Un chapitre avec un bonus ! La fin du dernier chapitre posté est réécrite (le paragraphe qui concerne Selene), car personnellement je la trouvais un peu ratée... Rendez-vous au chapitre 18 avant de commencer !
Bref, merci à tous qui sont toujours là de me lire, ça me motive et ça fait plaisir de voir que ma lenteur dans l'écriture n'a pas fait fuir tout le monde !
Tôt le lendemain, Selene, Helena et Thomas furent appelés à rejoindre le Mentor dans la salle des armes. Les deux Anglais étaient inquiets, car celui-ci n'était pas du genre à convoquer les nouvelles recrues, sauf quand elles avaient fait une erreur. En chemin, ils se demandaient quand ils avaient pu se tromper, et angoissaient à l'idée de se faire réprimander. Selene ouvrait la marche, sans dire un mot. Leur inquiétude l'amusait.
L'armurerie était peu éclairée ; seules quelques bougies, dont la flamme brillait sur la lame des épées et des hallebardes, étaient allumées. La lumière bleue du matin filtrait à travers les petites fenêtres. La pièce était vide. Les trois apprentis attendirent patiemment ; lorsqu'enfin Ezio entra suivi de Claudia, Thomas et Helena retinrent leur souffle. Une main sur le cœur, ils s'inclinèrent respectueusement devant le Mentor et sa sœur.
Ezio, après les avoir félicités sur leurs capacités précoces, répéta ce qu'il avait annoncé la veille à Selene. Alfonso Scalabrino était un traître et méritait d'être puni : ancien condottiero au service de Bartolomeo d'Alviano, lui et sa troupe s'étaient tournés vers le plus offrant, soit Cesare Borgia. La victoire n'était plus aux Italiens dans ces guerres sans fin ; réaliste, l'homme ne faisait que suivre l'air du temps.
Le mercenaire était donc une menace : au courant du fonctionnement et de la localisation des différentes Confréries dissimulées dans Rome, il ne tarderait pas à les trahir toutes, si ce n'était pas déjà fait. Avant de subir le châtiment réservé aux renégats, Alfonso Scalabrino allait rendre un dernier service à ses vieux amis.

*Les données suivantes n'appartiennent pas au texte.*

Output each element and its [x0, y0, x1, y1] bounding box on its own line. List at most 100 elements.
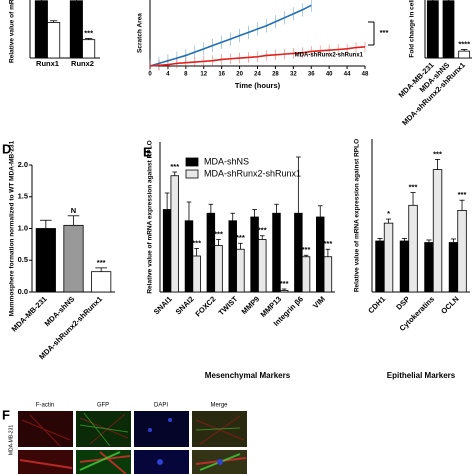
x-tick-label: Runx1: [36, 59, 59, 68]
legend-label: MDA-shNS: [204, 156, 249, 166]
significance: ***: [258, 226, 267, 235]
x-tick-label: CDH1: [366, 294, 387, 315]
bar: [69, 0, 83, 59]
x-tick-label: TWIST: [217, 294, 240, 317]
x-axis-label: Epithelial Markers: [387, 371, 456, 380]
bar: [162, 209, 172, 293]
bar: [448, 242, 459, 293]
significance: ***: [324, 239, 333, 248]
y-axis-label: Scratch Area: [137, 13, 144, 53]
x-tick-label: Runx2: [71, 59, 94, 68]
panel-label: D: [2, 141, 11, 156]
y-axis-label: Relative value of mRNA expression agains…: [354, 139, 361, 292]
image-row-label: MDA-MB-231: [8, 425, 14, 456]
bar: [426, 0, 439, 59]
x-tick-label: 28: [272, 72, 279, 78]
x-tick-label: SNAI1: [152, 294, 174, 316]
significance: N: [71, 206, 76, 215]
bar: [214, 245, 223, 293]
significance: ***: [302, 245, 311, 254]
significance: ***: [84, 29, 93, 38]
bar: [170, 175, 179, 293]
bar: [432, 169, 443, 293]
x-tick-label: 40: [326, 72, 333, 78]
bar: [258, 239, 267, 293]
x-tick-label: 16: [218, 72, 225, 78]
bar: [184, 220, 194, 293]
series-label: MDA-shRunx2-shRunx1: [295, 52, 364, 58]
bar: [47, 22, 61, 59]
micrographs: [18, 411, 247, 474]
bar: [442, 0, 455, 59]
image-column-label: Merge: [210, 403, 228, 409]
bar: [383, 222, 394, 293]
x-tick-label: 0: [148, 72, 152, 78]
bar: [316, 216, 325, 293]
bar: [458, 50, 471, 59]
x-tick-label: 8: [184, 72, 188, 78]
bar: [236, 248, 245, 293]
image-column-label: F-actin: [36, 403, 54, 409]
y-axis-label: Mammosphere formation normalized to WT M…: [9, 140, 16, 316]
bar: [399, 240, 410, 293]
y-axis-label: Relative value of mRNA: [9, 0, 16, 63]
bar: [279, 290, 289, 293]
x-tick-label: 4: [166, 72, 170, 78]
y-tick-label: 0.5: [18, 255, 28, 264]
significance: ***: [409, 183, 418, 192]
y-tick-label: 0.0: [18, 287, 28, 296]
bar: [323, 256, 333, 293]
y-axis-label: Fold change in cell i: [409, 0, 416, 58]
bar: [301, 256, 311, 293]
significance: ***: [97, 258, 106, 267]
y-tick-label: 1.0: [18, 223, 28, 232]
legend-label: MDA-shRunx2-shRunx1: [204, 168, 301, 178]
image-column-label: GFP: [97, 403, 109, 409]
x-tick-label: 48: [362, 72, 369, 78]
x-tick-label: 44: [344, 72, 351, 78]
x-tick-label: VIM: [311, 294, 327, 310]
significance: ***: [192, 238, 201, 247]
bar: [424, 242, 434, 293]
x-tick-label: 12: [200, 72, 207, 78]
bar: [82, 39, 96, 59]
panel-label: F: [2, 407, 10, 422]
legend-swatch: [185, 157, 199, 167]
bar: [34, 0, 48, 59]
x-axis-label: Time (hours): [235, 81, 281, 90]
y-tick-label: 1.5: [18, 192, 28, 201]
significance: ****: [458, 39, 470, 48]
significance: ***: [214, 229, 223, 238]
bar: [91, 271, 112, 293]
x-tick-label: OCLN: [439, 294, 460, 315]
image-column-label: DAPI: [154, 403, 168, 409]
bar: [206, 212, 216, 293]
bar: [375, 240, 385, 293]
panel-label: E: [143, 144, 152, 159]
x-tick-label: 32: [290, 72, 297, 78]
significance: *: [387, 209, 390, 218]
annotation: ***: [380, 28, 389, 37]
x-tick-label: FOXC2: [193, 294, 217, 318]
bar: [457, 209, 467, 293]
y-axis-label: Relative value of mRNA expression agains…: [147, 140, 154, 293]
significance: ***: [236, 233, 245, 242]
bar: [408, 204, 418, 293]
series-line: [149, 46, 366, 67]
bar: [35, 228, 56, 293]
bar: [192, 255, 201, 293]
legend-swatch: [185, 169, 199, 179]
significance: ***: [458, 190, 467, 199]
x-tick-label: 36: [308, 72, 315, 78]
x-tick-label: SNAI2: [174, 294, 196, 316]
x-tick-label: 24: [254, 72, 261, 78]
bar: [63, 224, 84, 293]
y-tick-label: 2.0: [18, 160, 28, 169]
x-tick-label: 20: [236, 72, 243, 78]
x-axis-label: Mesenchymal Markers: [205, 371, 291, 380]
x-tick-label: DSP: [394, 294, 411, 311]
significance: ***: [433, 149, 442, 158]
significance: ***: [170, 162, 179, 171]
significance: ***: [280, 279, 289, 288]
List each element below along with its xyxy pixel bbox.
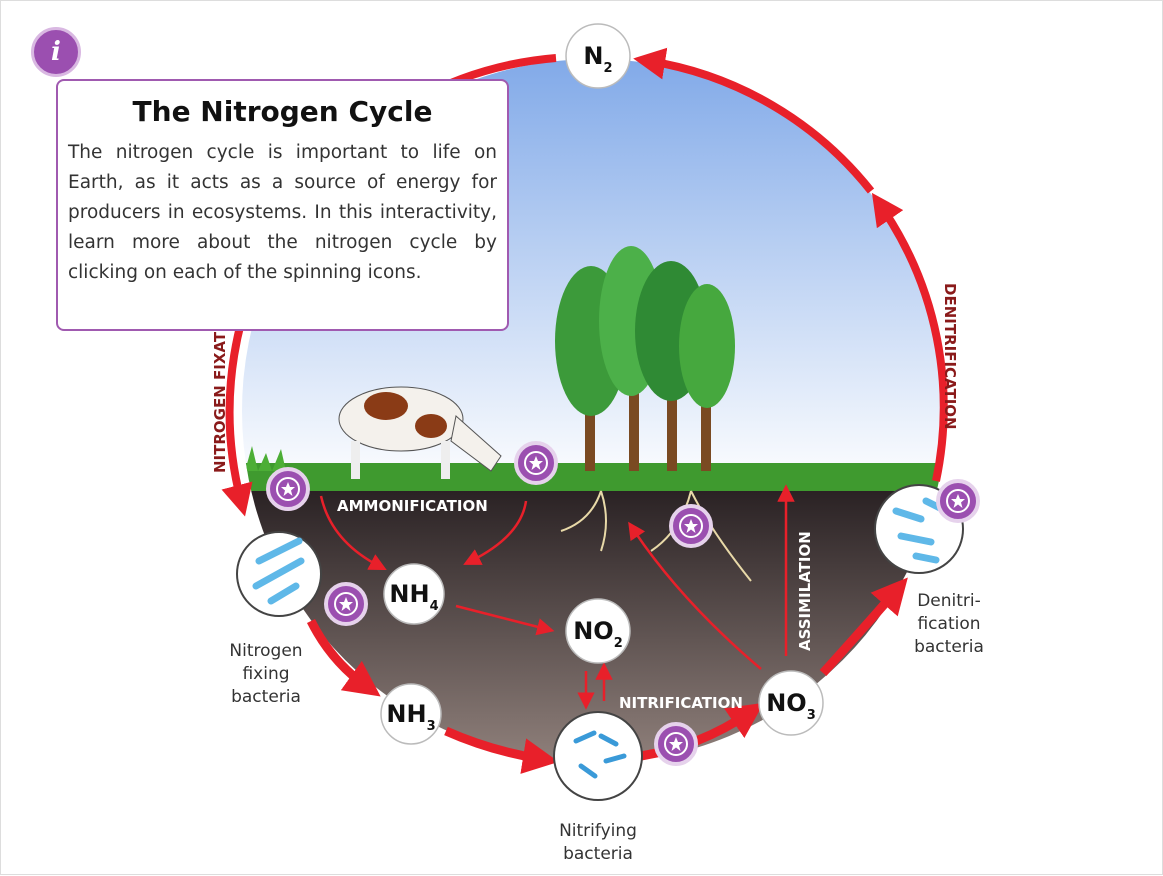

« Cesare l'a chargé de prêcher la bonne parole dans les villages autour de la cité. Il parvient à recruter des mercenaires moyennant une bourse pleine, commença le Mentor. Il est important, pour notre sécurité, que nous sachions qui sont ces hommes enrôlés. Scalabrino peut nous être très utile pour connaître les plans des Borgia et de l'armée française ».
Les trois recrues, intimidées et excitées en même temps, enregistraient consciencieusement tout ce que le Maître leur expliquait.
« Je sais que je peux compter sur vous. Son retour est prévu dans trois semaines » termina Ezio.
Les recrues s'inclinèrent de nouveau, pensant l'entretien terminé. Claudia, restée en retrait jusque là, s'avança alors vers le petit groupe. Elle tenait une caissette entre ses bras.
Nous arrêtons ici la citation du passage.